I'm collecting my passport with my new visa in there today and starting on the trip up to Alaska. Don't know how much internet access I'll find on the way, but I should be able to post some updates in about 3 or 4 days.


Rick said...

Wow Jay, I feel like a chump sitting here in the lab while you are kicking so much ass. The scenery looks great and must be awesome just having the freedom to go wherever the hell you want. Looks like you thought everything through really well so all you need now is luck, good luck man can't wait to see your crazy ass at the arctic ocean!
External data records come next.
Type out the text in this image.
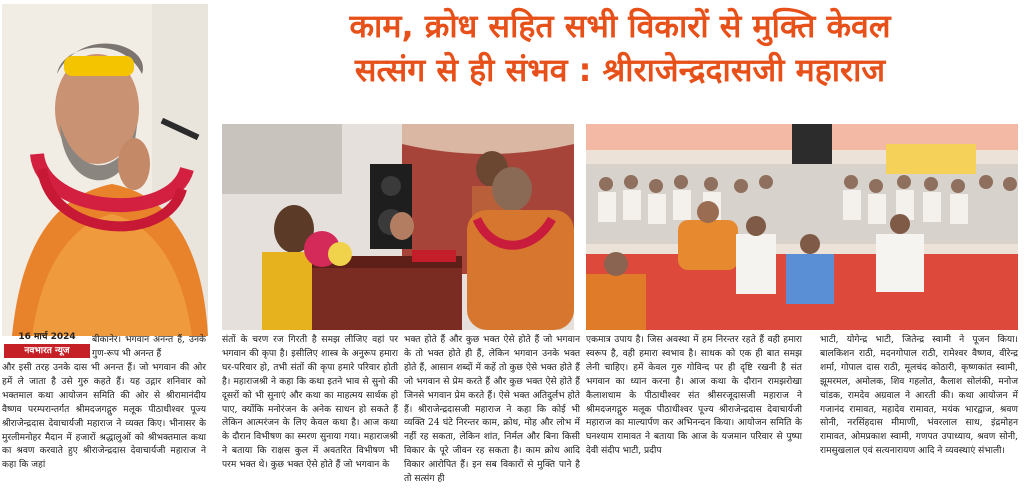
काम, क्रोध सहित सभी विकारों से मुक्ति केवल
सत्संग से ही संभव : श्रीराजेन्द्रदासजी महाराज
16 मार्च 2024
नवभारत न्यूज
बीकानेर। भगवान अनन्त हैं, उनके गुण-रूप भी अनन्त हैं
और इसी तरह उनके दास भी अनन्त हैं। जो भगवान की ओर हमें ले जाता है उसे गुरु कहते हैं। यह उद्गार शनिवार को भक्तमाल कथा आयोजन समिति की ओर से श्रीरामानंदीय वैष्णव परम्परान्तर्गत श्रीमदजगद्गुरु मलूक पीठाधीश्वर पूज्य श्रीराजेन्द्रदास देवाचार्यजी महाराज ने व्यक्त किए। भीनासर के मुरलीमनोहर मैदान में हजारों श्रद्धालुओं को श्रीभक्तमाल कथा का श्रवण करवाते हुए श्रीराजेन्द्रदास देवाचार्यजी महाराज ने कहा कि जहां
संतों के चरण रज गिरती है समझ लीजिए वहां पर भगवान की कृपा है। इसीलिए शास्त्र के अनुरूप हमारा घर-परिवार हो, तभी संतों की कृपा हमारे परिवार होती है। महाराजश्री ने कहा कि कथा इतने भाव से सुनो की दूसरों को भी सुनाएं और कथा का माहत्मय सार्थक हो पाए, क्योंकि मनोरंजन के अनेक साधन हो सकते हैं लेकिन आत्मरंजन के लिए केवल कथा है। आज कथा के दौरान विभीषण का स्मरण सुनाया गया। महाराजश्री ने बताया कि राक्षस कुल में अवतरित विभीषण भी परम भक्त थे। कुछ भक्त ऐसे होते हैं जो भगवान के
भक्त होते हैं और कुछ भक्त ऐसे होते हैं जो भगवान के तो भक्त होते ही हैं, लेकिन भगवान उनके भक्त होते हैं, आसान शब्दों में कहें तो कुछ ऐसे भक्त होते हैं जो भगवान से प्रेम करते हैं और कुछ भक्त ऐसे होते हैं जिनसे भगवान प्रेम करते हैं। ऐसे भक्त अतिदुर्लभ होते हैं। श्रीराजेन्द्रदासजी महाराज ने कहा कि कोई भी व्यक्ति 24 घंटे निरन्तर काम, क्रोध, मोह और लोभ में नहीं रह सकता, लेकिन शांत, निर्मल और बिना किसी विकार के पूरे जीवन रह सकता है। काम क्रोध आदि विकार आरोपित हैं। इन सब विकारों से मुक्ति पाने है तो सत्संग ही
एकमात्र उपाय है। जिस अवस्था में हम निरन्तर रहते हैं वही हमारा स्वरूप है, वही हमारा स्वभाव है। साधक को एक ही बात समझ लेनी चाहिए। हमें केवल गुरु गोविन्द पर ही दृष्टि रखनी है संत भगवान का ध्यान करना है। आज कथा के दौरान रामझरोखा कैलाशधाम के पीठाधीश्वर संत श्रीसरजूदासजी महाराज ने श्रीमदजगद्गुरु मलूक पीठाधीश्वर पूज्य श्रीराजेन्द्रदास देवाचार्यजी महाराज का माल्यार्पण कर अभिनन्दन किया। आयोजन समिति के घनश्याम रामावत ने बताया कि आज के यजमान परिवार से पुष्पा देवी संदीप भाटी, प्रदीप
भाटी, योगेन्द्र भाटी, जितेन्द्र स्वामी ने पूजन किया। बालकिशन राठी, मदनगोपाल राठी, रामेश्वर वैष्णव, वीरेन्द्र शर्मा, गोपाल दास राठी, मूलचंद कोठारी, कृष्णकांत स्वामी, झूमरमल, अमोलक, शिव गहलोत, कैलाश सोलंकी, मनोज चांडक, रामदेव अग्रवाल ने आरती की। कथा आयोजन में गजानंद रामावत, महादेव रामावत, मयंक भारद्वाज, श्रवण सोनी, नरसिंहदास मीमाणी, भंवरलाल साध, इंद्रमोहन रामावत, ओमप्रकाश स्वामी, गणपत उपाध्याय, श्रवण सोनी, रामसुखलाल एवं सत्यनारायण आदि ने व्यवस्थाएं संभाली।
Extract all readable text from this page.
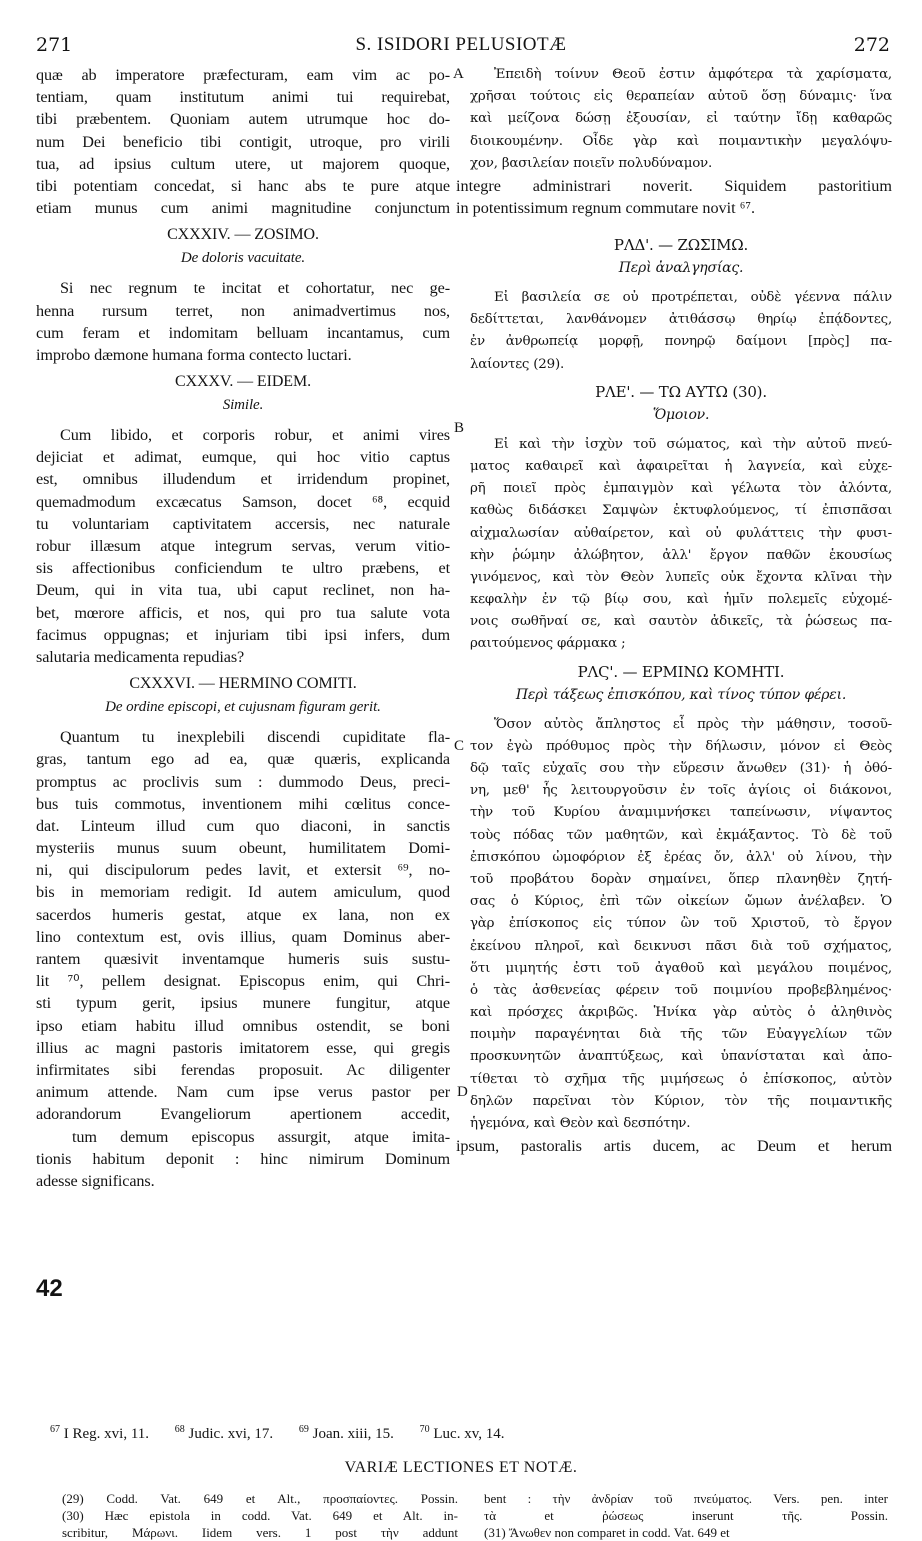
271	S. ISIDORI PELUSIOTÆ	272
quæ ab imperatore præfecturam, eam vim ac po-
tentiam, quam institutum animi tui requirebat,
tibi præbentem. Quoniam autem utrumque hoc do-
num Dei beneficio tibi contigit, utroque, pro virili
tua, ad ipsius cultum utere, ut majorem quoque,
tibi potentiam concedat, si hanc abs te pure atque
etiam munus cum animi magnitudine conjunctum
CXXXIV. — ZOSIMO.
De doloris vacuitate.
Si nec regnum te incitat et cohortatur, nec ge-
henna rursum terret, non animadvertimus nos,
cum feram et indomitam belluam incantamus, cum
improbo dæmone humana forma contecto luctari.
CXXXV. — EIDEM.
Simile.
Cum libido, et corporis robur, et animi vires
dejiciat et adimat, eumque, qui hoc vitio captus
est, omnibus illudendum et irridendum propinet,
quemadmodum excæcatus Samson, docet ⁶⁸, ecquid
tu voluntariam captivitatem accersis, nec naturale
robur illæsum atque integrum servas, verum vitio-
sis affectionibus conficiendum te ultro præbens, et
Deum, qui in vita tua, ubi caput reclinet, non ha-
bet, mœrore afficis, et nos, qui pro tua salute vota
facimus oppugnas; et injuriam tibi ipsi infers, dum
salutaria medicamenta repudias?
CXXXVI. — HERMINO COMITI.
De ordine episcopi, et cujusnam figuram gerit.
Quantum tu inexplebili discendi cupiditate fla-
gras, tantum ego ad ea, quæ quæris, explicanda
promptus ac proclivis sum : dummodo Deus, preci-
bus tuis commotus, inventionem mihi cœlitus conce-
dat. Linteum illud cum quo diaconi, in sanctis
mysteriis munus suum obeunt, humilitatem Domi-
ni, qui discipulorum pedes lavit, et extersit ⁶⁹, no-
bis in memoriam redigit. Id autem amiculum, quod
sacerdos humeris gestat, atque ex lana, non ex
lino contextum est, ovis illius, quam Dominus aber-
rantem quæsivit inventamque humeris suis sustu-
lit ⁷⁰, pellem designat. Episcopus enim, qui Chri-
sti typum gerit, ipsius munere fungitur, atque
ipso etiam habitu illud omnibus ostendit, se boni
illius ac magni pastoris imitatorem esse, qui gregis
infirmitates sibi ferendas proposuit. Ac diligenter
animum attende. Nam cum ipse verus pastor per
adorandorum Evangeliorum apertionem accedit,
tum demum episcopus assurgit, atque imita-
tionis habitum deponit : hinc nimirum Dominum
adesse significans.
Ἐπειδὴ τοίνυν Θεοῦ ἐστιν ἀμφότερα τὰ χαρίσματα,
χρῆσαι τούτοις εἰς θεραπείαν αὐτοῦ ὅσῃ δύναμις· ἵνα
καὶ μείζονα δώσῃ ἐξουσίαν, εἰ ταύτην ἴδῃ καθαρῶς
διοικουμένην. Οἶδε γὰρ καὶ ποιμαντικὴν μεγαλόψυ-
χον, βασιλείαν ποιεῖν πολυδύναμον.
integre administrari noverit. Siquidem pastoritium
in potentissimum regnum commutare novit ⁶⁷.
ΡΛΔ'. — ΖΩΣΙΜΩ.
Περὶ ἀναλγησίας.
Εἰ βασιλεία σε οὐ προτρέπεται, οὐδὲ γέεννα πάλιν
δεδίττεται, λανθάνομεν ἀτιθάσσῳ θηρίῳ ἐπᾴδοντες,
ἐν ἀνθρωπείᾳ μορφῇ, πονηρῷ δαίμονι [πρὸς] πα-
λαίοντες (29).
ΡΛΕ'. — ΤΩ ΑΥΤΩ (30).
Ὅμοιον.
Εἰ καὶ τὴν ἰσχὺν τοῦ σώματος, καὶ τὴν αὐτοῦ πνεύ-
ματος καθαιρεῖ καὶ ἀφαιρεῖται ἡ λαγνεία, καὶ εὐχε-
ρῆ ποιεῖ πρὸς ἐμπαιγμὸν καὶ γέλωτα τὸν ἁλόντα,
καθὼς διδάσκει Σαμψὼν ἐκτυφλούμενος, τί ἐπισπᾶσαι
αἰχμαλωσίαν αὐθαίρετον, καὶ οὐ φυλάττεις τὴν φυσι-
κὴν ῥώμην ἀλώβητον, ἀλλ' ἔργον παθῶν ἑκουσίως
γινόμενος, καὶ τὸν Θεὸν λυπεῖς οὐκ ἔχοντα κλῖναι τὴν
κεφαλὴν ἐν τῷ βίῳ σου, καὶ ἡμῖν πολεμεῖς εὐχομέ-
νοις σωθῆναί σε, καὶ σαυτὸν ἀδικεῖς, τὰ ῥώσεως πα-
ραιτούμενος φάρμακα ;
ΡΛϚ'. — ΕΡΜΙΝΩ ΚΟΜΗΤΙ.
Περὶ τάξεως ἐπισκόπου, καὶ τίνος τύπον φέρει.
Ὅσον αὐτὸς ἄπληστος εἶ πρὸς τὴν μάθησιν, τοσοῦ-
τον ἐγὼ πρόθυμος πρὸς τὴν δήλωσιν, μόνον εἰ Θεὸς
δῷ ταῖς εὐχαῖς σου τὴν εὕρεσιν ἄνωθεν (31)· ἡ ὀθό-
νη, μεθ' ἧς λειτουργοῦσιν ἐν τοῖς ἁγίοις οἱ διάκονοι,
τὴν τοῦ Κυρίου ἀναμιμνήσκει ταπείνωσιν, νίψαντος
τοὺς πόδας τῶν μαθητῶν, καὶ ἐκμάξαντος. Τὸ δὲ τοῦ
ἐπισκόπου ὠμοφόριον ἐξ ἐρέας ὄν, ἀλλ' οὐ λίνου, τὴν
τοῦ προβάτου δορὰν σημαίνει, ὅπερ πλανηθὲν ζητή-
σας ὁ Κύριος, ἐπὶ τῶν οἰκείων ὤμων ἀνέλαβεν. Ὁ
γὰρ ἐπίσκοπος εἰς τύπον ὢν τοῦ Χριστοῦ, τὸ ἔργον
ἐκείνου πληροῖ, καὶ δεικνυσι πᾶσι διὰ τοῦ σχήματος,
ὅτι μιμητής ἐστι τοῦ ἀγαθοῦ καὶ μεγάλου ποιμένος,
ὁ τὰς ἀσθενείας φέρειν τοῦ ποιμνίου προβεβλημένος·
καὶ πρόσχες ἀκριβῶς. Ἡνίκα γὰρ αὐτὸς ὁ ἀληθινὸς
ποιμὴν παραγένηται διὰ τῆς τῶν Εὐαγγελίων τῶν
προσκυνητῶν ἀναπτύξεως, καὶ ὑπανίσταται καὶ ἀπο-
τίθεται τὸ σχῆμα τῆς μιμήσεως ὁ ἐπίσκοπος, αὐτὸν
δηλῶν παρεῖναι τὸν Κύριον, τὸν τῆς ποιμαντικῆς
ἡγεμόνα, καὶ Θεὸν καὶ δεσπότην.
ipsum, pastoralis artis ducem, ac Deum et herum
A
B
C
D
42
$^{67}$ I Reg. xvi, 11.	$^{68}$ Judic. xvi, 17.	$^{69}$ Joan. xiii, 15.	$^{70}$ Luc. xv, 14.
VARIÆ LECTIONES ET NOTÆ.
(29) Codd. Vat. 649 et Alt., προσπαίοντες. Possin.
(30) Hæc epistola in codd. Vat. 649 et Alt. in-
scribitur, Μάρωνι. Iidem vers. 1 post τὴν addunt
bent : τὴν ἀνδρίαν τοῦ πνεύματος. Vers. pen. inter
τὰ et ῥώσεως inserunt τῆς. Possin.
(31) Ἄνωθεν non comparet in codd. Vat. 649 et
colleen (clsb: "cailin") said...

amazing! great recap and beautiful pictures. have a fun ride in alaska!

Anonymous said...

Looks like a great trip thus far. Very scenic pitcures, nice camera work. Just a thought, you might want to add some flaps or rig a guard of some type to help with all the oil sputtering. Keep posting more pictures they are amazing it all look like a nice ride.

Anonymous said...

How do you keep the bears away from your food at night while your bike is parked?

Anonymous said...


Looks like you are having a great adventure. Chris stayed at my house last night and we ate pizza. He left about 6 this morning for home. Keep posting your adventure and I will keep track. When you get home email me some of the photos we took on Atigun Pass. Looks as though you are getting plenty of support on the ride. Next year Steve Chris and I are talking about doing the CanMex ride. Let us know if you are in. Take care and get home safe.

Rick from Oregon

Jammin said...

Regarding the bear comment: most of food is sealed and I eat completely whatever packet I open and then dispose of the garbage in bear-proof garbage cans that are provided in most campgrounds. Never had any problems with bears.